He was holding up his shoe, inspecting the sole of it, and barely balancing on one leg, when I first saw him.

I had asked him about the shoes – and he said any sort would do – that it was like a walk in the park, but there was an area where it was rocky.

So, it was a perfect day for a climb with Crispin and Ivy – a couple of people I had gotten to know, and I had time to kill on Table Mountain, where I saw a lot of sea – the rhythmically repeating waves, from a plunging perspective.

In CAR – that’s south of Chad and north of Congo – Crispin struck Ivy, and in CAR, Ivy did not speak to me.

In the lee of a tree, I overheard her say to him, But you are! and Crispin answered, Tell me the truth! and she said, Stop already!

But I was the one who could not stop already – acting erotically. He said: Nobody has ever done that!

My behaviour – what I thought of as my strokes of genius – interested Crispin.

The heat was so bad. We were handed cold mangoes by a missionary and I put my face into it – the sweet dripping mango.

Under other mango trees, children were throwing sticks at the fruit and when ripe fruits fell the children would eat them and then gnaw on the pits like I still always do now when I have one.

We made friends with missionaries when we arrived in CAR and were invited by them to bathe.
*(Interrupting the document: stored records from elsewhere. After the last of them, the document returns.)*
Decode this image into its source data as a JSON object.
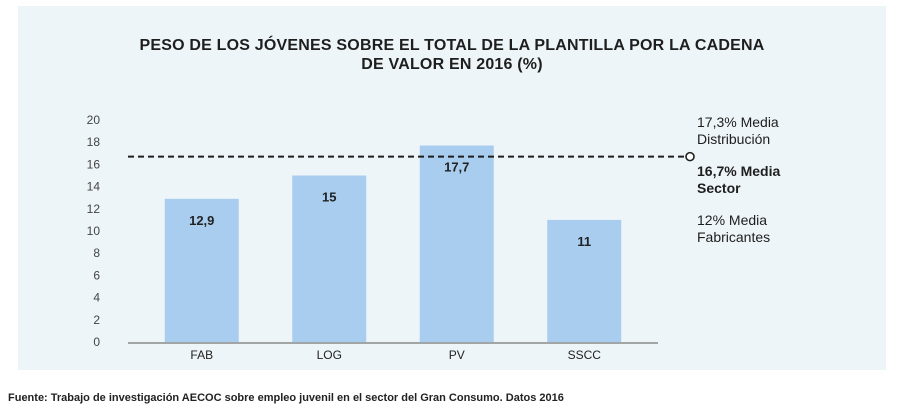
{
  "title_line1": "PESO DE LOS JÓVENES SOBRE EL TOTAL DE LA PLANTILLA POR LA CADENA",
  "title_line2": "DE VALOR EN 2016 (%)",
  "source": "Fuente: Trabajo de investigación AECOC sobre empleo juvenil en el sector del Gran Consumo. Datos 2016",
  "annotations": {
    "distribucion_line1": "17,3% Media",
    "distribucion_line2": "Distribución",
    "sector_line1": "16,7% Media",
    "sector_line2": "Sector",
    "fabricantes_line1": "12% Media",
    "fabricantes_line2": "Fabricantes"
  },
  "colors": {
    "bar": "#a9cdef",
    "panel": "#eef5f8",
    "text": "#1e1e1e"
  },
  "chart_data": {
    "type": "bar",
    "categories": [
      "FAB",
      "LOG",
      "PV",
      "SSCC"
    ],
    "values": [
      12.9,
      15,
      17.7,
      11
    ],
    "value_labels": [
      "12,9",
      "15",
      "17,7",
      "11"
    ],
    "ylim": [
      0,
      20
    ],
    "yticks": [
      0,
      2,
      4,
      6,
      8,
      10,
      12,
      14,
      16,
      18,
      20
    ],
    "reference_line": {
      "value": 16.7,
      "style": "dashed",
      "label": "16,7% Media Sector"
    },
    "grid": false,
    "legend": "none"
  }
}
Please don’t use too much water! they said – and Watch out for snakes! They only bite below the knees, we were told, so we wore our high rubber boots.

Snakes! I don’t want to suppose that I am a snake – a serpent I hate – but it is true that I never had much concern for Ivy.

Could she have cared deeply for a man who hit her? – is what I might have thought but did not.

But take a look at Ivy – how her upper lip protrudes a bit over the lower – which is suggestive of what?

She loved to wear a red turban, and when seated her hands customarily crossed over her breast – which habit must be obvious evidence to the very knowing of what?

*

At home with Crispin, who is mine now, in our own country, I have ended up wrapped up in myself. One might see the signs.

I even pin my hair into braids that wrap around my head. My arms are often around my waist, holding on … as if I, myself, can serve as my own ill-gotten gain.

But this is what Crispin is!

Recently I watched him climb the stairs – night-time and to bed, where I worry, these days, he will be unsympathetic.

I did not follow right away, but I need to make him more friendly.

The problem I guess is my own meanness, which begins as mild censure – when I say to him, Can’t you see? Or, Can I show you something? What I really intend is, Obey me!

I found him in what I’d call an insolent posture, when I did enter our room – unbent, slung low in a chair, legs stretched out, and he was passing his hand through his hair – pulling on strands, rolling a long piece of it between his fingers.

He had the right to rule his hair, until finally I said, Don’t do that! which led to what we did – what I have seen a couple of dogs hard at many times – combat – muscular and painful.

But it was as if we were getting encouragement from the sidelines.

I was reminded of this thought this afternoon, when a nursemaid on the village green called out, Go! Go! Go! Go! Go! I am watching! – to a tot on a tiny scooter.

I see a lot of nursemaids in the park with their charges, and more often the tiniest appear drunken, dumb or bored – drunken, dumb or bored – nearly asleep or furious.

But what I delight to see is an expression that is curious and attentive – serious, but not passionless.